You can't have a complete, honest conversation about AI without talking about its ethics. This module exists because leaving that out would be dishonest — so here it is, in my own words.
I am not here to convince you to use AI.
This whole site explains how these tools work and how I use them — but explaining is not the same as selling. If your ethical compass points away from AI, I respect that completely. Nothing here is meant to talk you out of where you've landed, and I respect any colleague who reads all of this and decides it's not for them.
What I won't do is pretend the concerns aren't real. So before anything else, here they are — named plainly, not explained away.
Each of these is a genuine, unresolved question. I'm not going to settle them for you — I just want them on the table, honestly.
Training and running these models consumes real electricity and water. It's invisible at the prompt, but it isn't zero.
Data workers and content moderators — often underpaid, often in difficult conditions — labeled and filtered what these models learned.
A model reflects the data it was trained on — including the imbalances and prejudices baked into that data — and can repeat them confidently.
Much training data was gathered from the open web without the explicit consent of the people who made it. Creators are right to ask hard questions.
What you type may be retained, reviewed, or used to improve a model. Treat sensitive patron and personal data with real care.
Serious people disagree about how risky advanced AI could become. I don't claim to know — but I won't wave the question away.
The law is unsettled. Regulation varies by country and state, and much of it is still being written — or isn't written at all.
A handful of large companies control the most capable models, the compute, and the data. That concentration deserves scrutiny.
Not everyone has the devices, connectivity, or digital literacy to benefit — and AI can widen those gaps as easily as it narrows them. For libraries, whose mission is equitable access, this one cuts especially close.
The environmental cost is the one that's easiest to forget, precisely because you never see it. Pick the kind of request you might make and get a rough sense of its footprint.
These are rough, illustrative estimates — real figures vary widely by model, data center, and region, and a single request is small. The point isn't the exact number; it's that the number isn't zero, and it adds up across millions of requests.
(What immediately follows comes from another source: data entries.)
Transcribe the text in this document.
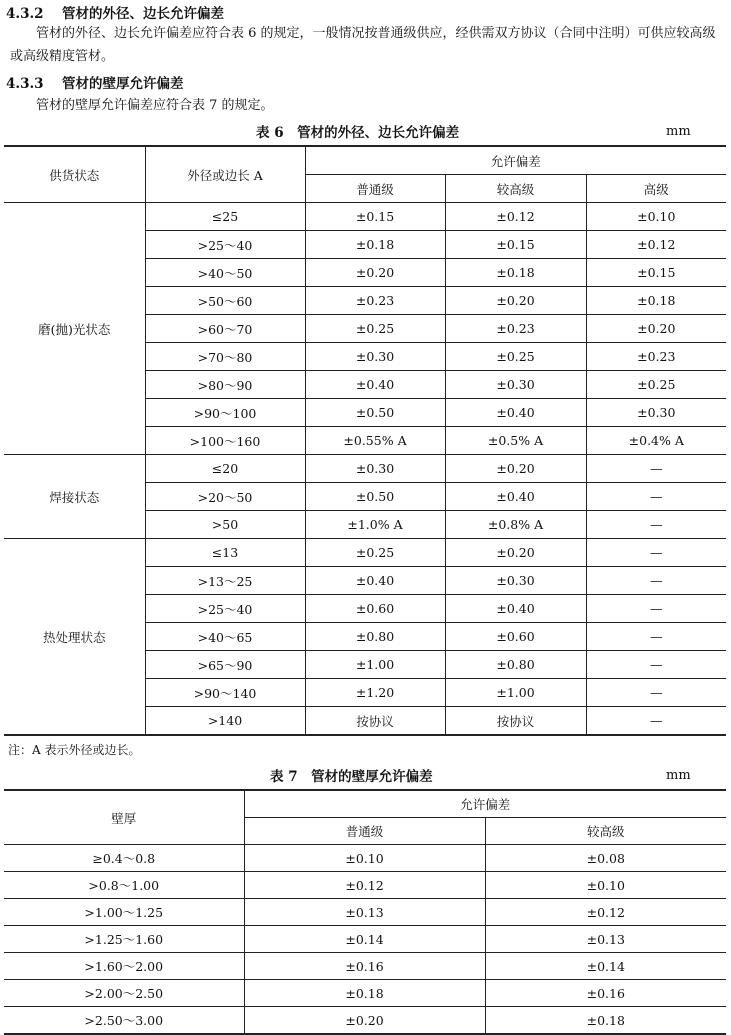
4.3.2 管材的外径、边长允许偏差
管材的外径、边长允许偏差应符合表 6 的规定，一般情况按普通级供应，经供需双方协议（合同中注明）可供应较高级或高级精度管材。
4.3.3 管材的壁厚允许偏差
管材的壁厚允许偏差应符合表 7 的规定。
表 6　管材的外径、边长允许偏差	mm
供货状态	外径或边长 A	允许偏差		
		普通级	较高级	高级
磨(抛)光状态	≤25	±0.15	±0.12	±0.10
	>25～40	±0.18	±0.15	±0.12
	>40～50	±0.20	±0.18	±0.15
	>50～60	±0.23	±0.20	±0.18
	>60～70	±0.25	±0.23	±0.20
	>70～80	±0.30	±0.25	±0.23
	>80～90	±0.40	±0.30	±0.25
	>90～100	±0.50	±0.40	±0.30
	>100～160	±0.55% A	±0.5% A	±0.4% A
焊接状态	≤20	±0.30	±0.20	—
	>20～50	±0.50	±0.40	—
	>50	±1.0% A	±0.8% A	—
热处理状态	≤13	±0.25	±0.20	—
	>13～25	±0.40	±0.30	—
	>25～40	±0.60	±0.40	—
	>40～65	±0.80	±0.60	—
	>65～90	±1.00	±0.80	—
	>90～140	±1.20	±1.00	—
	>140	按协议	按协议	—
注：A 表示外径或边长。
表 7　管材的壁厚允许偏差	mm
壁厚	允许偏差	
	普通级	较高级
≥0.4～0.8	±0.10	±0.08
>0.8～1.00	±0.12	±0.10
>1.00～1.25	±0.13	±0.12
>1.25～1.60	±0.14	±0.13
>1.60～2.00	±0.16	±0.14
>2.00～2.50	±0.18	±0.16
>2.50～3.00	±0.20	±0.18
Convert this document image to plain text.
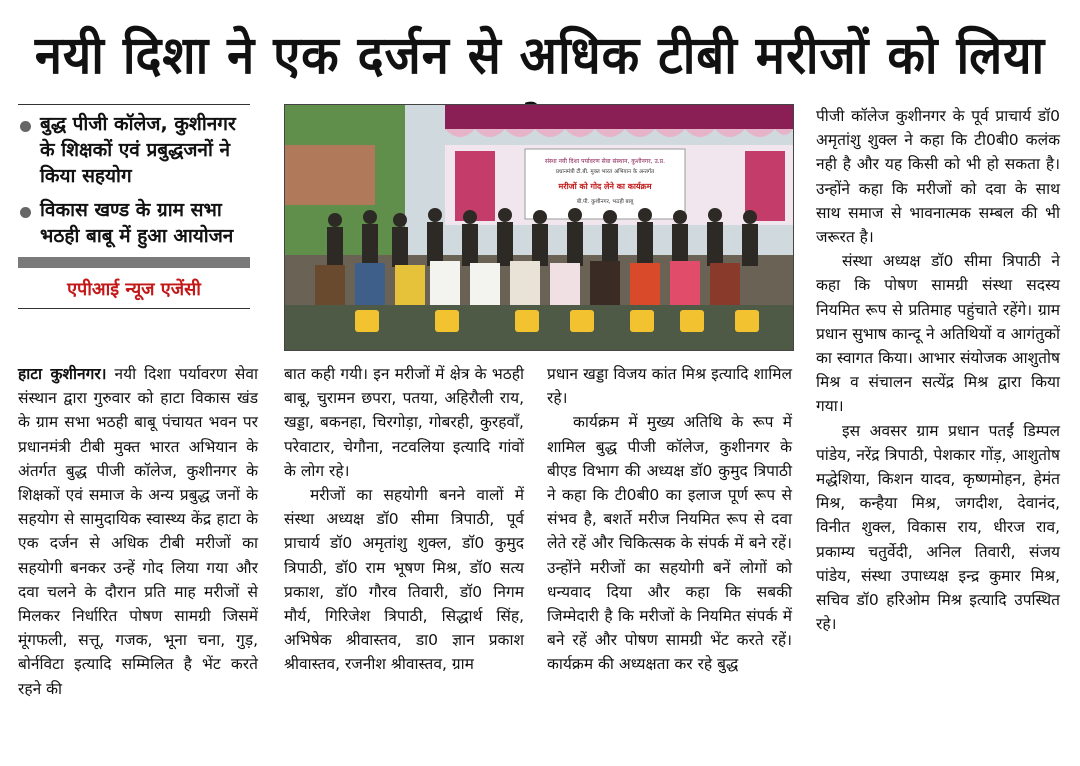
नयी दिशा ने एक दर्जन से अधिक टीबी मरीजों को लिया
बुद्ध पीजी कॉलेज, कुशीनगर के शिक्षकों एवं प्रबुद्धजनों ने किया सहयोग
विकास खण्ड के ग्राम सभा भठही बाबू में हुआ आयोजन
एपीआई न्यूज एजेंसी
संस्था नयी दिशा पर्यावरण सेवा संस्थान, कुशीनगर, उ.प्र.
प्रधानमंत्री टी.बी. मुक्त भारत अभियान के अन्तर्गत
मरीजों को गोद लेने का कार्यक्रम
बी.पी. कुशीनगर, भठही बाबू

हाटा कुशीनगर। नयी दिशा पर्यावरण सेवा संस्थान द्वारा गुरुवार को हाटा विकास खंड के ग्राम सभा भठही बाबू पंचायत भवन पर प्रधानमंत्री टीबी मुक्त भारत अभियान के अंतर्गत बुद्ध पीजी कॉलेज, कुशीनगर के शिक्षकों एवं समाज के अन्य प्रबुद्ध जनों के सहयोग से सामुदायिक स्वास्थ्य केंद्र हाटा के एक दर्जन से अधिक टीबी मरीजों का सहयोगी बनकर उन्हें गोद लिया गया और दवा चलने के दौरान प्रति माह मरीजों से मिलकर निर्धारित पोषण सामग्री जिसमें मूंगफली, सत्तू, गजक, भूना चना, गुड़, बोर्नविटा इत्यादि सम्मिलित है भेंट करते रहने की

बात कही गयी। इन मरीजों में क्षेत्र के भठही बाबू, चुरामन छपरा, पतया, अहिरौली राय, खड्डा, बकनहा, चिरगोड़ा, गोबरही, कुरहवाँ, परेवाटार, चेगौना, नटवलिया इत्यादि गांवों के लोग रहे।

मरीजों का सहयोगी बनने वालों में संस्था अध्यक्ष डॉ0 सीमा त्रिपाठी, पूर्व प्राचार्य डॉ0 अमृतांशु शुक्ल, डॉ0 कुमुद त्रिपाठी, डॉ0 राम भूषण मिश्र, डॉ0 सत्य प्रकाश, डॉ0 गौरव तिवारी, डॉ0 निगम मौर्य, गिरिजेश त्रिपाठी, सिद्धार्थ सिंह, अभिषेक श्रीवास्तव, डा0 ज्ञान प्रकाश श्रीवास्तव, रजनीश श्रीवास्तव, ग्राम

प्रधान खड्डा विजय कांत मिश्र इत्यादि शामिल रहे।

कार्यक्रम में मुख्य अतिथि के रूप में शामिल बुद्ध पीजी कॉलेज, कुशीनगर के बीएड विभाग की अध्यक्ष डॉ0 कुमुद त्रिपाठी ने कहा कि टी0बी0 का इलाज पूर्ण रूप से संभव है, बशर्ते मरीज नियमित रूप से दवा लेते रहें और चिकित्सक के संपर्क में बने रहें। उन्होंने मरीजों का सहयोगी बनें लोगों को धन्यवाद दिया और कहा कि सबकी जिम्मेदारी है कि मरीजों के नियमित संपर्क में बने रहें और पोषण सामग्री भेंट करते रहें। कार्यक्रम की अध्यक्षता कर रहे बुद्ध

पीजी कॉलेज कुशीनगर के पूर्व प्राचार्य डॉ0 अमृतांशु शुक्ल ने कहा कि टी0बी0 कलंक नही है और यह किसी को भी हो सकता है। उन्होंने कहा कि मरीजों को दवा के साथ साथ समाज से भावनात्मक सम्बल की भी जरूरत है।

संस्था अध्यक्ष डॉ0 सीमा त्रिपाठी ने कहा कि पोषण सामग्री संस्था सदस्य नियमित रूप से प्रतिमाह पहुंचाते रहेंगे। ग्राम प्रधान सुभाष कान्दू ने अतिथियों व आगंतुकों का स्वागत किया। आभार संयोजक आशुतोष मिश्र व संचालन सत्येंद्र मिश्र द्वारा किया गया।

इस अवसर ग्राम प्रधान पतईं डिम्पल पांडेय, नरेंद्र त्रिपाठी, पेशकार गोंड़, आशुतोष मद्धेशिया, किशन यादव, कृष्णमोहन, हेमंत मिश्र, कन्हैया मिश्र, जगदीश, देवानंद, विनीत शुक्ल, विकास राय, धीरज राव, प्रकाम्य चतुर्वेदी, अनिल तिवारी, संजय पांडेय, संस्था उपाध्यक्ष इन्द्र कुमार मिश्र, सचिव डॉ0 हरिओम मिश्र इत्यादि उपस्थित रहे।
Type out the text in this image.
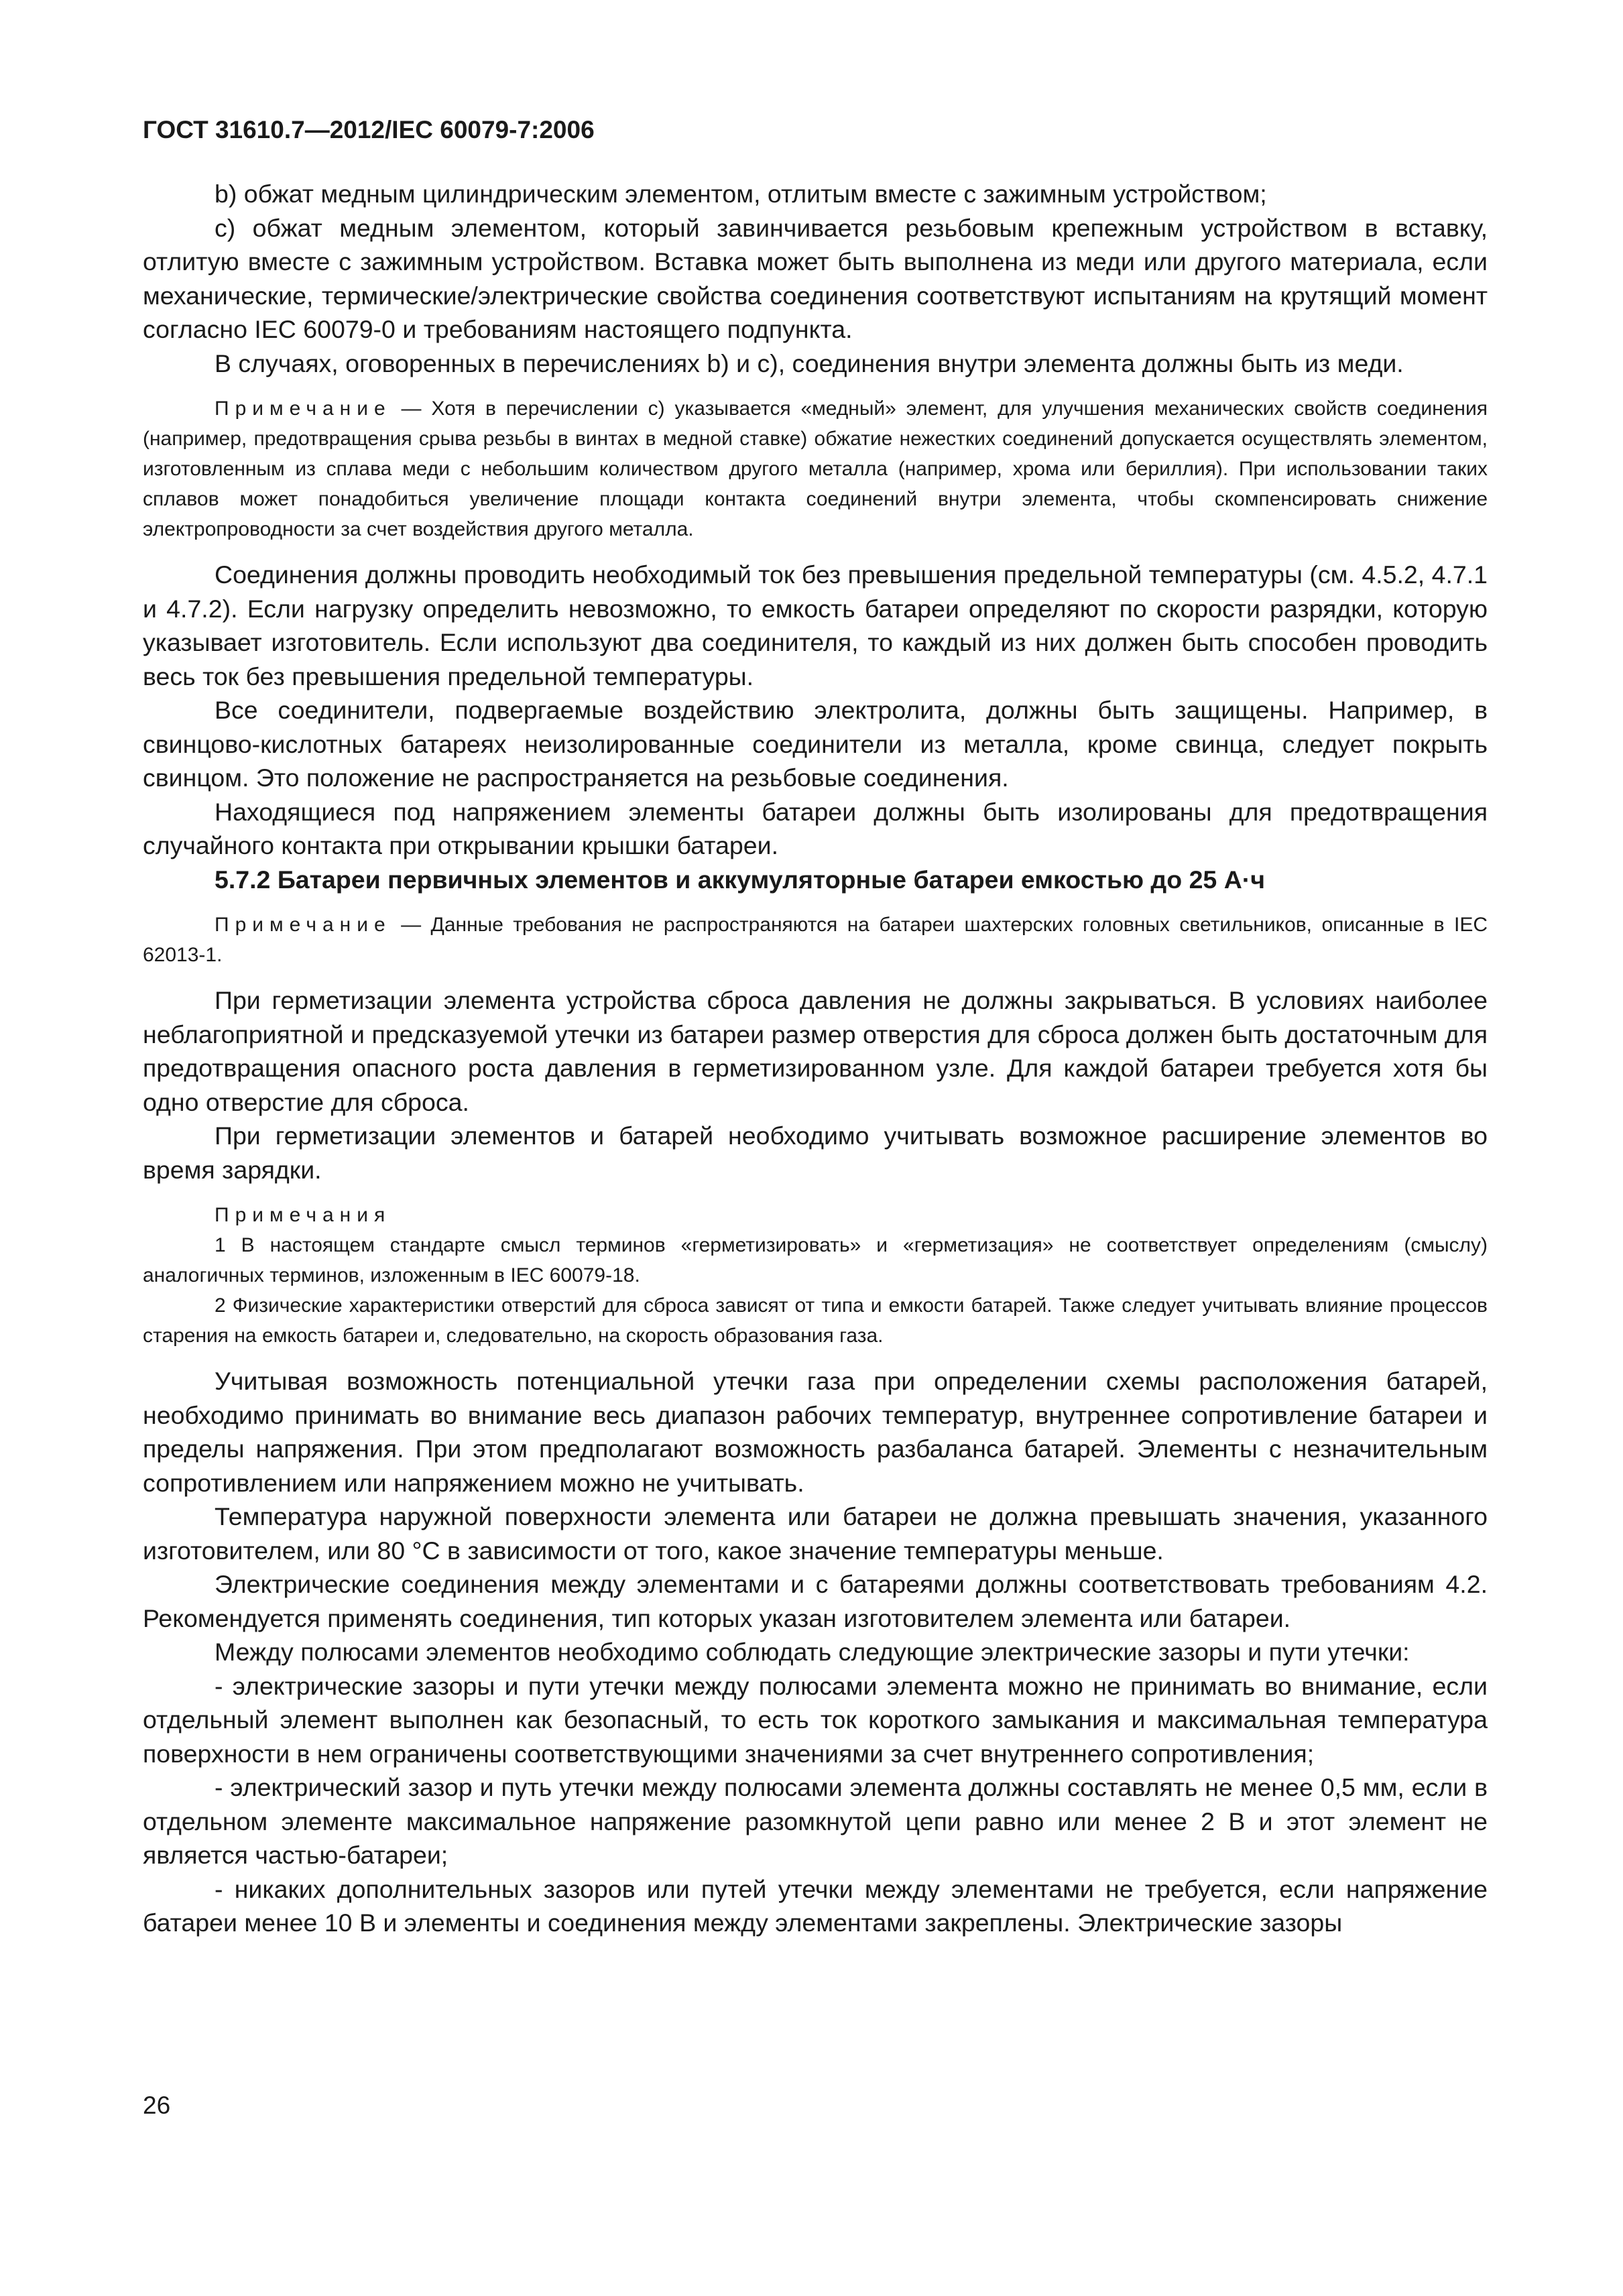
ГОСТ 31610.7—2012/IEC 60079-7:2006

b) обжат медным цилиндрическим элементом, отлитым вместе с зажимным устройством;

с) обжат медным элементом, который завинчивается резьбовым крепежным устройством в вставку, отлитую вместе с зажимным устройством. Вставка может быть выполнена из меди или другого материала, если механические, термические/электрические свойства соединения соответствуют испытаниям на крутящий момент согласно IEC 60079-0 и требованиям настоящего подпункта.

В случаях, оговоренных в перечислениях b) и с), соединения внутри элемента должны быть из меди.

Примечание — Хотя в перечислении с) указывается «медный» элемент, для улучшения механических свойств соединения (например, предотвращения срыва резьбы в винтах в медной ставке) обжатие нежестких соединений допускается осуществлять элементом, изготовленным из сплава меди с небольшим количеством другого металла (например, хрома или бериллия). При использовании таких сплавов может понадобиться увеличение площади контакта соединений внутри элемента, чтобы скомпенсировать снижение электропроводности за счет воздействия другого металла.

Соединения должны проводить необходимый ток без превышения предельной температуры (см. 4.5.2, 4.7.1 и 4.7.2). Если нагрузку определить невозможно, то емкость батареи определяют по скорости разрядки, которую указывает изготовитель. Если используют два соединителя, то каждый из них должен быть способен проводить весь ток без превышения предельной температуры.

Все соединители, подвергаемые воздействию электролита, должны быть защищены. Например, в свинцово-кислотных батареях неизолированные соединители из металла, кроме свинца, следует покрыть свинцом. Это положение не распространяется на резьбовые соединения.

Находящиеся под напряжением элементы батареи должны быть изолированы для предотвращения случайного контакта при открывании крышки батареи.

5.7.2 Батареи первичных элементов и аккумуляторные батареи емкостью до 25 А·ч
Примечание — Данные требования не распространяются на батареи шахтерских головных светильников, описанные в IEC 62013-1.

При герметизации элемента устройства сброса давления не должны закрываться. В условиях наиболее неблагоприятной и предсказуемой утечки из батареи размер отверстия для сброса должен быть достаточным для предотвращения опасного роста давления в герметизированном узле. Для каждой батареи требуется хотя бы одно отверстие для сброса.

При герметизации элементов и батарей необходимо учитывать возможное расширение элементов во время зарядки.

Примечания
1 В настоящем стандарте смысл терминов «герметизировать» и «герметизация» не соответствует определениям (смыслу) аналогичных терминов, изложенным в IEC 60079-18.
2 Физические характеристики отверстий для сброса зависят от типа и емкости батарей. Также следует учитывать влияние процессов старения на емкость батареи и, следовательно, на скорость образования газа.

Учитывая возможность потенциальной утечки газа при определении схемы расположения батарей, необходимо принимать во внимание весь диапазон рабочих температур, внутреннее сопротивление батареи и пределы напряжения. При этом предполагают возможность разбаланса батарей. Элементы с незначительным сопротивлением или напряжением можно не учитывать.

Температура наружной поверхности элемента или батареи не должна превышать значения, указанного изготовителем, или 80 °С в зависимости от того, какое значение температуры меньше.

Электрические соединения между элементами и с батареями должны соответствовать требованиям 4.2. Рекомендуется применять соединения, тип которых указан изготовителем элемента или батареи.

Между полюсами элементов необходимо соблюдать следующие электрические зазоры и пути утечки:

- электрические зазоры и пути утечки между полюсами элемента можно не принимать во внимание, если отдельный элемент выполнен как безопасный, то есть ток короткого замыкания и максимальная температура поверхности в нем ограничены соответствующими значениями за счет внутреннего сопротивления;

- электрический зазор и путь утечки между полюсами элемента должны составлять не менее 0,5 мм, если в отдельном элементе максимальное напряжение разомкнутой цепи равно или менее 2 В и этот элемент не является частью-батареи;

- никаких дополнительных зазоров или путей утечки между элементами не требуется, если напряжение батареи менее 10 В и элементы и соединения между элементами закреплены. Электрические зазоры

26
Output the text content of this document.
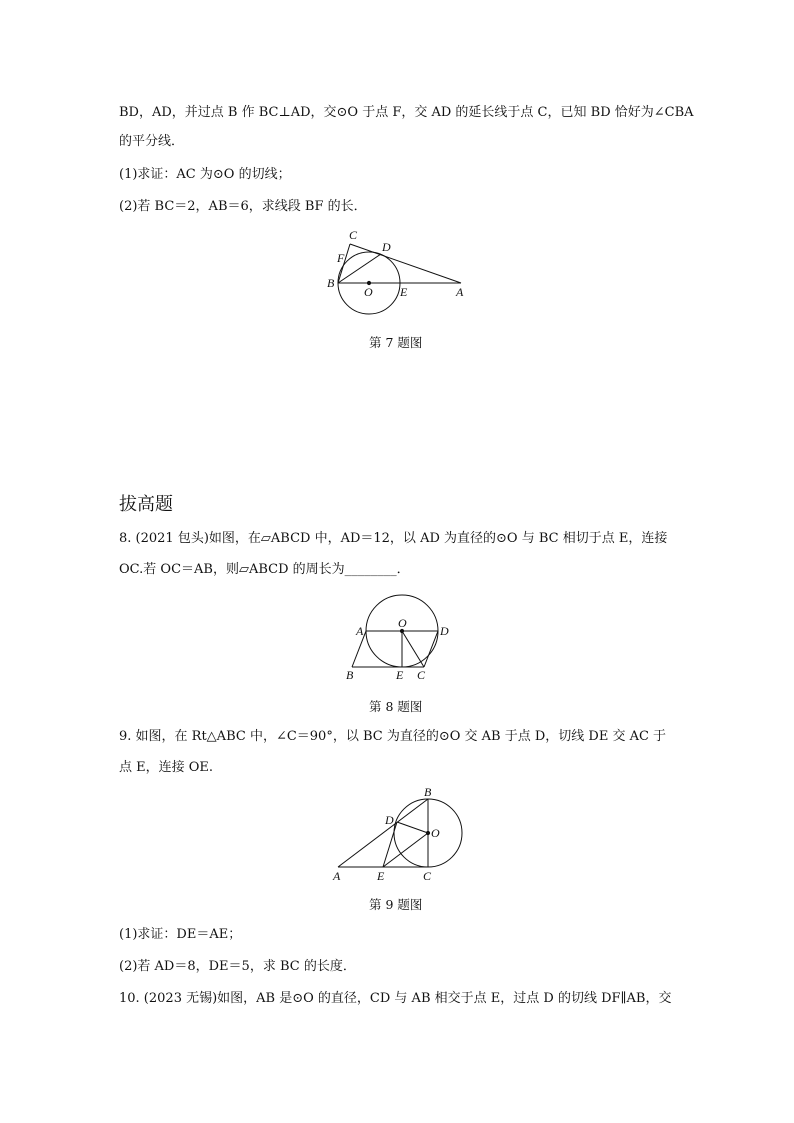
BD，AD，并过点 B 作 BC⊥AD，交⊙O 于点 F，交 AD 的延长线于点 C，已知 BD 恰好为∠CBA
的平分线．
(1)求证：AC 为⊙O 的切线；
(2)若 BC＝2，AB＝6，求线段 BF 的长．
C
D
F
B
O E	A
第 7 题图
拔高题
8. (2021 包头)如图，在▱ABCD 中，AD＝12，以 AD 为直径的⊙O 与 BC 相切于点 E，连接
OC.若 OC＝AB，则▱ABCD 的周长为________．
A
O
D
B	E C
第 8 题图
9. 如图，在 Rt△ABC 中，∠C＝90°，以 BC 为直径的⊙O 交 AB 于点 D，切线 DE 交 AC 于
点 E，连接 OE.
B
D
O
A	E	C
第 9 题图
(1)求证：DE＝AE；
(2)若 AD＝8，DE＝5，求 BC 的长度．
10. (2023 无锡)如图，AB 是⊙O 的直径，CD 与 AB 相交于点 E，过点 D 的切线 DF∥AB，交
For grounded measurements, the EcoLogits calculator does the real math.
I'd rather point you to people thinking carefully about these questions than hand you my conclusions. These are worth your time.
The trajectory of my career has given me a front-row seat to the birth of the internet and the World Wide Web. There were ethical considerations then too — different from today's, but real and seriously debated.
Back then, I made the decision to use the internet and the web to provide valuable service to our library customers. I'm making the same decision now about AI. I've weighed the concerns on this page honestly, and I've chosen to use this technology to give something genuinely useful back to our profession.
That's my decision, not a prescription for yours. Wherever you land, I'm glad you read this far.